Vérification de la sécurité au ministère
rapport sommaire final
3.5 Sécurité de la technologie de l’information
La sécurité des communications est gérée de façon centralisée et contrôlée de façon satisfaisante. Toutefois, on constate une augmentation importante du niveau de sécurité exigé pour les communications sur les réseaux électroniques. On a construit des systèmes individuels en tenant pour acquis que seules les données désignées « Protégé B » seraient utilisées. Toutefois, on se sert des installations de communication ordinaires (réseau étendu, réseau local) pour faire fonctionner les systèmes de soutien des activités régulières.

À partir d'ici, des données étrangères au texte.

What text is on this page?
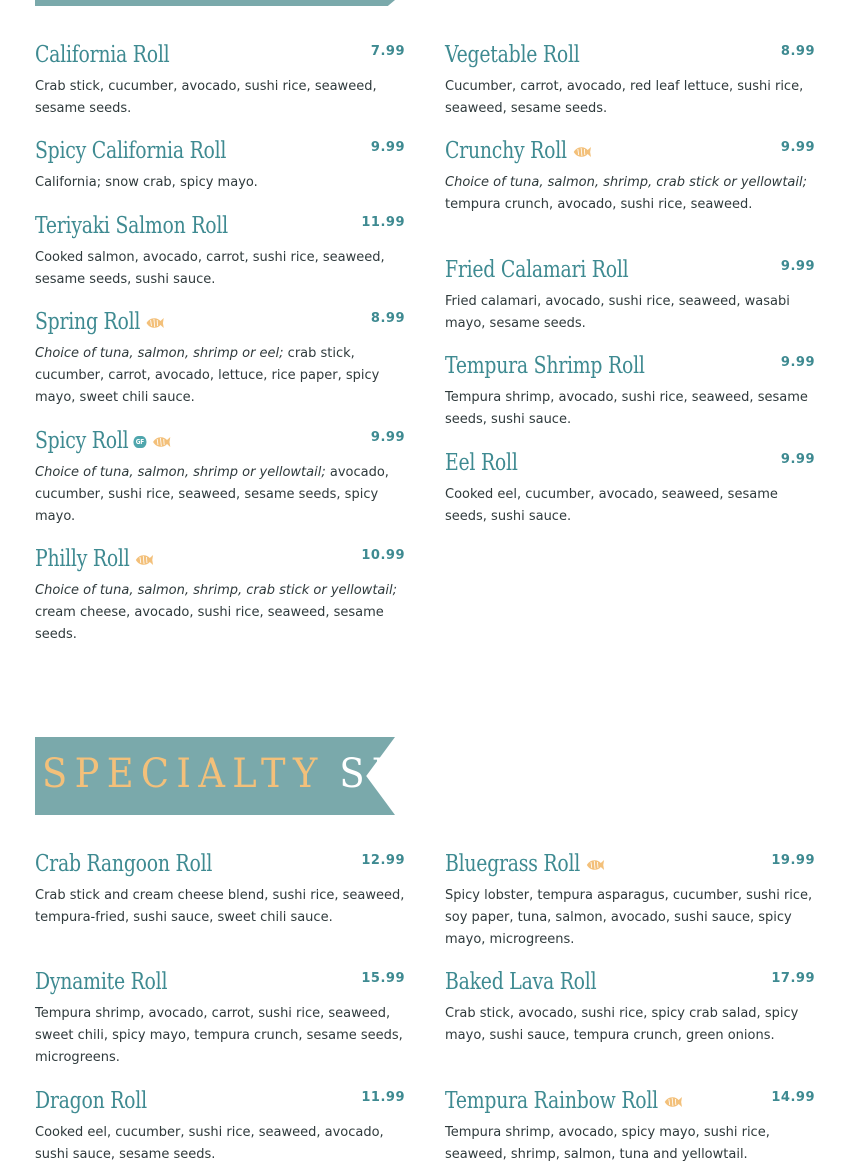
California Roll	7.99
Crab stick, cucumber, avocado, sushi rice, seaweed, sesame seeds.
Spicy California Roll	9.99
California; snow crab, spicy mayo.
Teriyaki Salmon Roll	11.99
Cooked salmon, avocado, carrot, sushi rice, seaweed, sesame seeds, sushi sauce.
Spring Roll	8.99
Choice of tuna, salmon, shrimp or eel; crab stick, cucumber, carrot, avocado, lettuce, rice paper, spicy mayo, sweet chili sauce.
Spicy Roll GF	9.99
Choice of tuna, salmon, shrimp or yellowtail; avocado, cucumber, sushi rice, seaweed, sesame seeds, spicy mayo.
Philly Roll	10.99
Choice of tuna, salmon, shrimp, crab stick or yellowtail; cream cheese, avocado, sushi rice, seaweed, sesame seeds.
Vegetable Roll	8.99
Cucumber, carrot, avocado, red leaf lettuce, sushi rice, seaweed, sesame seeds.
Crunchy Roll	9.99
Choice of tuna, salmon, shrimp, crab stick or yellowtail; tempura crunch, avocado, sushi rice, seaweed.
Fried Calamari Roll	9.99
Fried calamari, avocado, sushi rice, seaweed, wasabi mayo, sesame seeds.
Tempura Shrimp Roll	9.99
Tempura shrimp, avocado, sushi rice, seaweed, sesame seeds, sushi sauce.
Eel Roll	9.99
Cooked eel, cucumber, avocado, seaweed, sesame seeds, sushi sauce.
SPECIALTY SUSHI
Crab Rangoon Roll	12.99
Crab stick and cream cheese blend, sushi rice, seaweed, tempura-fried, sushi sauce, sweet chili sauce.
Dynamite Roll	15.99
Tempura shrimp, avocado, carrot, sushi rice, seaweed, sweet chili, spicy mayo, tempura crunch, sesame seeds, microgreens.
Dragon Roll	11.99
Cooked eel, cucumber, sushi rice, seaweed, avocado, sushi sauce, sesame seeds.
Bluegrass Roll	19.99
Spicy lobster, tempura asparagus, cucumber, sushi rice, soy paper, tuna, salmon, avocado, sushi sauce, spicy mayo, microgreens.
Baked Lava Roll	17.99
Crab stick, avocado, sushi rice, spicy crab salad, spicy mayo, sushi sauce, tempura crunch, green onions.
Tempura Rainbow Roll	14.99
Tempura shrimp, avocado, spicy mayo, sushi rice, seaweed, shrimp, salmon, tuna and yellowtail.
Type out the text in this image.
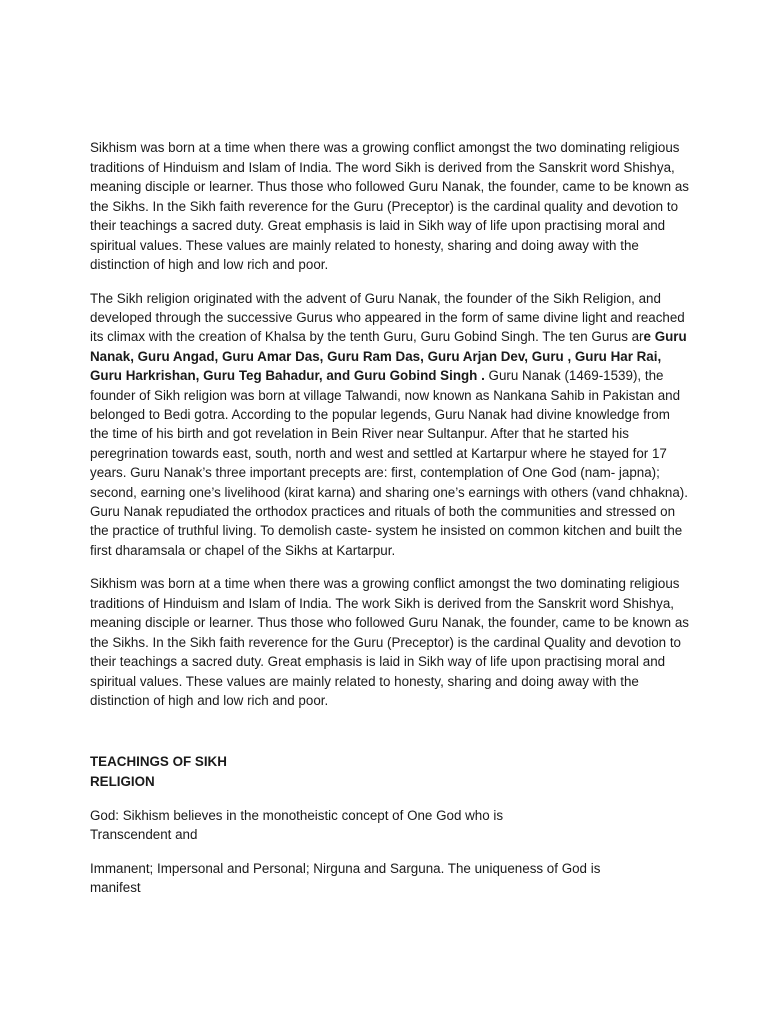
Sikhism was born at a time when there was a growing conflict amongst the two dominating religious traditions of Hinduism and Islam of India. The word Sikh is derived from the Sanskrit word Shishya, meaning disciple or learner. Thus those who followed Guru Nanak, the founder, came to be known as the Sikhs. In the Sikh faith reverence for the Guru (Preceptor) is the cardinal quality and devotion to their teachings a sacred duty. Great emphasis is laid in Sikh way of life upon practising moral and spiritual values. These values are mainly related to honesty, sharing and doing away with the distinction of high and low rich and poor.

The Sikh religion originated with the advent of Guru Nanak, the founder of the Sikh Religion, and developed through the successive Gurus who appeared in the form of same divine light and reached its climax with the creation of Khalsa by the tenth Guru, Guru Gobind Singh. The ten Gurus are Guru Nanak, Guru Angad, Guru Amar Das, Guru Ram Das, Guru Arjan Dev, Guru , Guru Har Rai, Guru Harkrishan, Guru Teg Bahadur, and Guru Gobind Singh . Guru Nanak (1469-1539), the founder of Sikh religion was born at village Talwandi, now known as Nankana Sahib in Pakistan and belonged to Bedi gotra. According to the popular legends, Guru Nanak had divine knowledge from the time of his birth and got revelation in Bein River near Sultanpur. After that he started his peregrination towards east, south, north and west and settled at Kartarpur where he stayed for 17 years. Guru Nanak’s three important precepts are: first, contemplation of One God (nam- japna); second, earning one’s livelihood (kirat karna) and sharing one’s earnings with others (vand chhakna). Guru Nanak repudiated the orthodox practices and rituals of both the communities and stressed on the practice of truthful living. To demolish caste- system he insisted on common kitchen and built the first dharamsala or chapel of the Sikhs at Kartarpur.

Sikhism was born at a time when there was a growing conflict amongst the two dominating religious traditions of Hinduism and Islam of India. The work Sikh is derived from the Sanskrit word Shishya, meaning disciple or learner. Thus those who followed Guru Nanak, the founder, came to be known as the Sikhs. In the Sikh faith reverence for the Guru (Preceptor) is the cardinal Quality and devotion to their teachings a sacred duty. Great emphasis is laid in Sikh way of life upon practising moral and spiritual values. These values are mainly related to honesty, sharing and doing away with the distinction of high and low rich and poor.

TEACHINGS OF SIKH RELIGION

God: Sikhism believes in the monotheistic concept of One God who is Transcendent and

Immanent; Impersonal and Personal; Nirguna and Sarguna. The uniqueness of God is manifest
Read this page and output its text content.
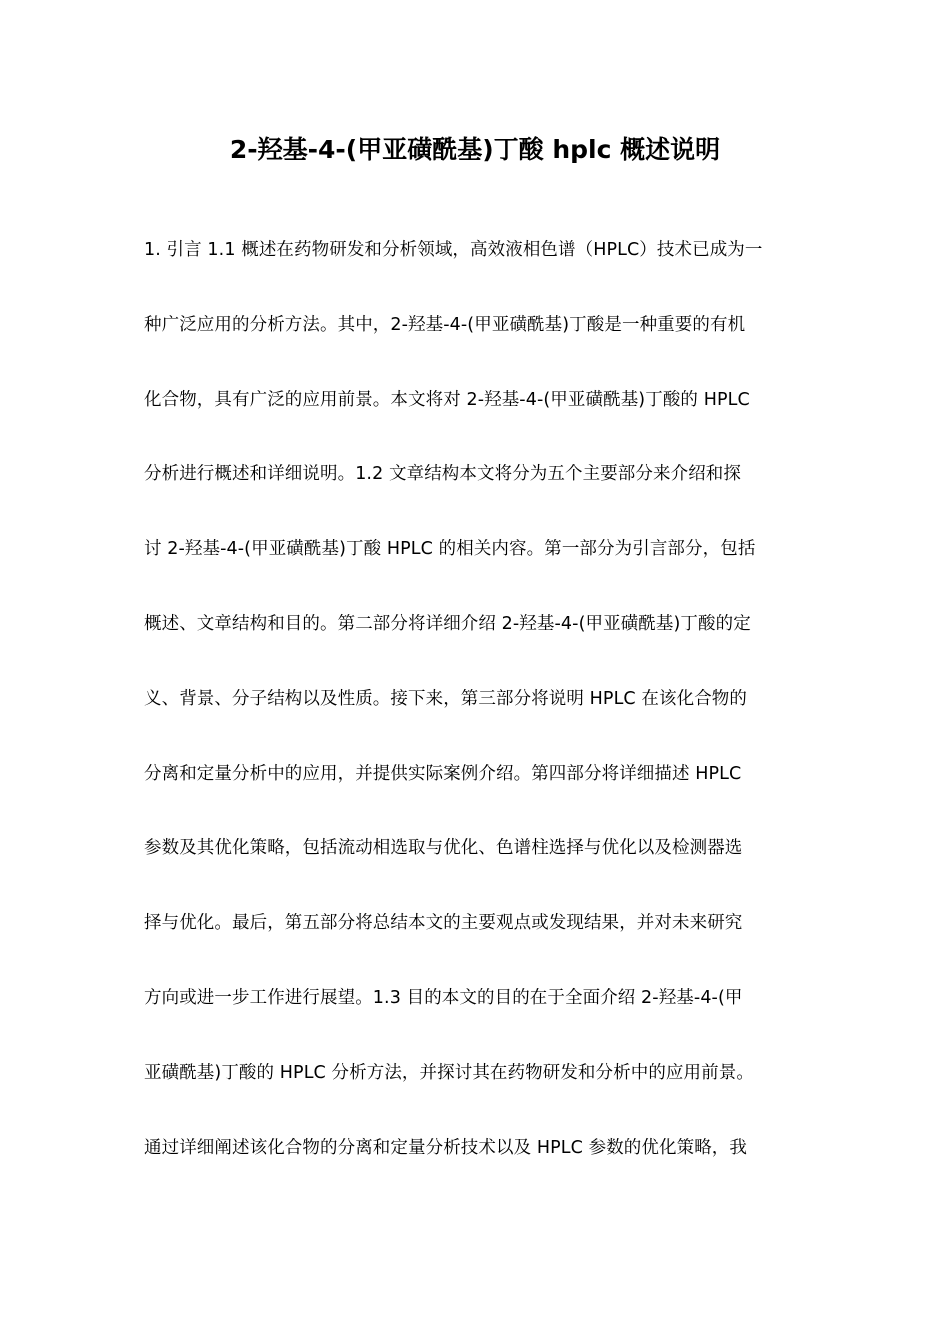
2-羟基-4-(甲亚磺酰基)丁酸 hplc 概述说明
1. 引言 1.1 概述在药物研发和分析领域，高效液相色谱（HPLC）技术已成为一
种广泛应用的分析方法。其中，2-羟基-4-(甲亚磺酰基)丁酸是一种重要的有机
化合物，具有广泛的应用前景。本文将对 2-羟基-4-(甲亚磺酰基)丁酸的 HPLC
分析进行概述和详细说明。1.2 文章结构本文将分为五个主要部分来介绍和探
讨 2-羟基-4-(甲亚磺酰基)丁酸 HPLC 的相关内容。第一部分为引言部分，包括
概述、文章结构和目的。第二部分将详细介绍 2-羟基-4-(甲亚磺酰基)丁酸的定
义、背景、分子结构以及性质。接下来，第三部分将说明 HPLC 在该化合物的
分离和定量分析中的应用，并提供实际案例介绍。第四部分将详细描述 HPLC
参数及其优化策略，包括流动相选取与优化、色谱柱选择与优化以及检测器选
择与优化。最后，第五部分将总结本文的主要观点或发现结果，并对未来研究
方向或进一步工作进行展望。1.3 目的本文的目的在于全面介绍 2-羟基-4-(甲
亚磺酰基)丁酸的 HPLC 分析方法，并探讨其在药物研发和分析中的应用前景。
通过详细阐述该化合物的分离和定量分析技术以及 HPLC 参数的优化策略，我
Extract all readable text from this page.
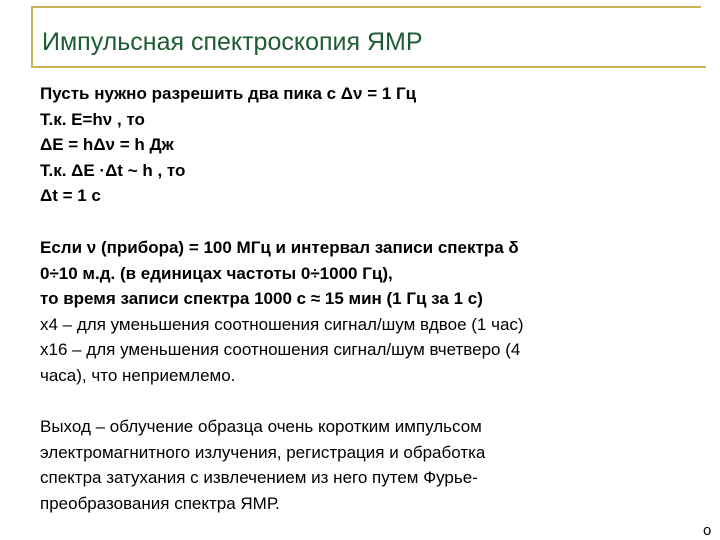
Импульсная спектроскопия ЯМР
Пусть нужно разрешить два пика с Δν = 1 Гц
Т.к. E=hν , то
ΔE = hΔν = h Дж
Т.к. ΔE ·Δt ~ h , то
Δt = 1 с
Если ν (прибора) = 100 МГц и интервал записи спектра δ
0÷10 м.д. (в единицах частоты 0÷1000 Гц),
то время записи спектра 1000 с ≈ 15 мин (1 Гц за 1 с)
x4 – для уменьшения соотношения сигнал/шум вдвое (1 час)
x16 – для уменьшения соотношения сигнал/шум вчетверо (4
часа), что неприемлемо.
Выход – облучение образца очень коротким импульсом
электромагнитного излучения, регистрация и обработка
спектра затухания с извлечением из него путем Фурье-
преобразования спектра ЯМР.
о
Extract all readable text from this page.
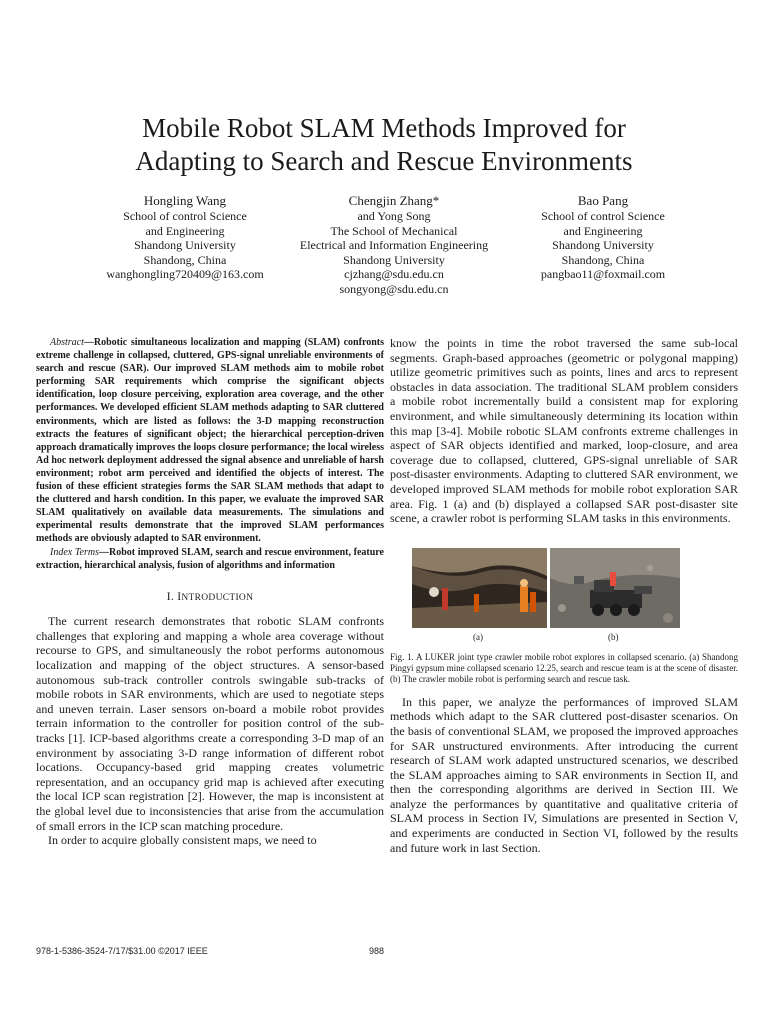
Mobile Robot SLAM Methods Improved for
Adapting to Search and Rescue Environments
Hongling Wang
School of control Science
and Engineering
Shandong University
Shandong, China
wanghongling720409@163.com
Chengjin Zhang*
and Yong Song
The School of Mechanical
Electrical and Information Engineering
Shandong University
cjzhang@sdu.edu.cn
songyong@sdu.edu.cn
Bao Pang
School of control Science
and Engineering
Shandong University
Shandong, China
pangbao11@foxmail.com

Abstract—Robotic simultaneous localization and mapping (SLAM) confronts extreme challenge in collapsed, cluttered, GPS-signal unreliable environments of search and rescue (SAR). Our improved SLAM methods aim to mobile robot performing SAR requirements which comprise the significant objects identification, loop closure perceiving, exploration area coverage, and the other performances. We developed efficient SLAM methods adapting to SAR cluttered environments, which are listed as follows: the 3-D mapping reconstruction extracts the features of significant object; the hierarchical perception-driven approach dramatically improves the loops closure performance; the local wireless Ad hoc network deployment addressed the signal absence and unreliable of harsh environment; robot arm perceived and identified the objects of interest. The fusion of these efficient strategies forms the SAR SLAM methods that adapt to the cluttered and harsh condition. In this paper, we evaluate the improved SAR SLAM qualitatively on available data measurements. The simulations and experimental results demonstrate that the improved SLAM performances methods are obviously adapted to SAR environment.

Index Terms—Robot improved SLAM, search and rescue environment, feature extraction, hierarchical analysis, fusion of algorithms and information

I. INTRODUCTION

The current research demonstrates that robotic SLAM confronts challenges that exploring and mapping a whole area coverage without recourse to GPS, and simultaneously the robot performs autonomous localization and mapping of the object structures. A sensor-based autonomous sub-track controller controls swingable sub-tracks of mobile robots in SAR environments, which are used to negotiate steps and uneven terrain. Laser sensors on-board a mobile robot provides terrain information to the controller for position control of the sub-tracks [1]. ICP-based algorithms create a corresponding 3-D map of an environment by associating 3-D range information of different robot locations. Occupancy-based grid mapping creates volumetric representation, and an occupancy grid map is achieved after executing the local ICP scan registration [2]. However, the map is inconsistent at the global level due to inconsistencies that arise from the accumulation of small errors in the ICP scan matching procedure.

In order to acquire globally consistent maps, we need to

know the points in time the robot traversed the same sub-local segments. Graph-based approaches (geometric or polygonal mapping) utilize geometric primitives such as points, lines and arcs to represent obstacles in data association. The traditional SLAM problem considers a mobile robot incrementally build a consistent map for exploring environment, and while simultaneously determining its location within this map [3-4]. Mobile robotic SLAM confronts extreme challenges in aspect of SAR objects identified and marked, loop-closure, and area coverage due to collapsed, cluttered, GPS-signal unreliable of SAR post-disaster environments. Adapting to cluttered SAR environment, we developed improved SLAM methods for mobile robot exploration SAR area. Fig. 1 (a) and (b) displayed a collapsed SAR post-disaster site scene, a crawler robot is performing SLAM tasks in this environments.

(a)	(b)
Fig. 1. A LUKER joint type crawler mobile robot explores in collapsed scenario. (a) Shandong Pingyi gypsum mine collapsed scenario 12.25, search and rescue team is at the scene of disaster. (b) The crawler mobile robot is performing search and rescue task.

In this paper, we analyze the performances of improved SLAM methods which adapt to the SAR cluttered post-disaster scenarios. On the basis of conventional SLAM, we proposed the improved approaches for SAR unstructured environments. After introducing the current research of SLAM work adapted unstructured scenarios, we described the SLAM approaches aiming to SAR environments in Section II, and then the corresponding algorithms are derived in Section III. We analyze the performances by quantitative and qualitative criteria of SLAM process in Section IV, Simulations are presented in Section V, and experiments are conducted in Section VI, followed by the results and future work in last Section.

978-1-5386-3524-7/17/$31.00 ©2017 IEEE	988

L’évaluation a révélé que les employés des régions et des sites se préoccupent du fait qu’aujourd’hui, on crée, recueille, utilise et entrepose un volume important de données susceptibles d’exiger des niveaux de protection ou de sécurité supérieurs au niveau « Protégé B ». Cette affirmation ne s’applique pas aux systèmes protégés, comme ceux utilisés par la collectivité du renseignement, qui font l’objet d’un traitement différent.
On n’a pas assigné une importance élevée aux questions de sécurité de la technologie de l’information, et le budget accordé par le Ministère était limité. Ces facteurs, et la faible sensibilisation du personnel, ont fait qu’aucune approche axée sur le cycle de vie n’a été appliquée aux systèmes des technologies de l’information, qui auraient pourtant exigé la mise en oeuvre et l’application de mesures de protection et de sécurité. De plus, un petit nombre seulement de systèmes d’exploitation avaient fait l’objet d’un END ou d’une EMR relativement aux exigences en matière de protection de l’information.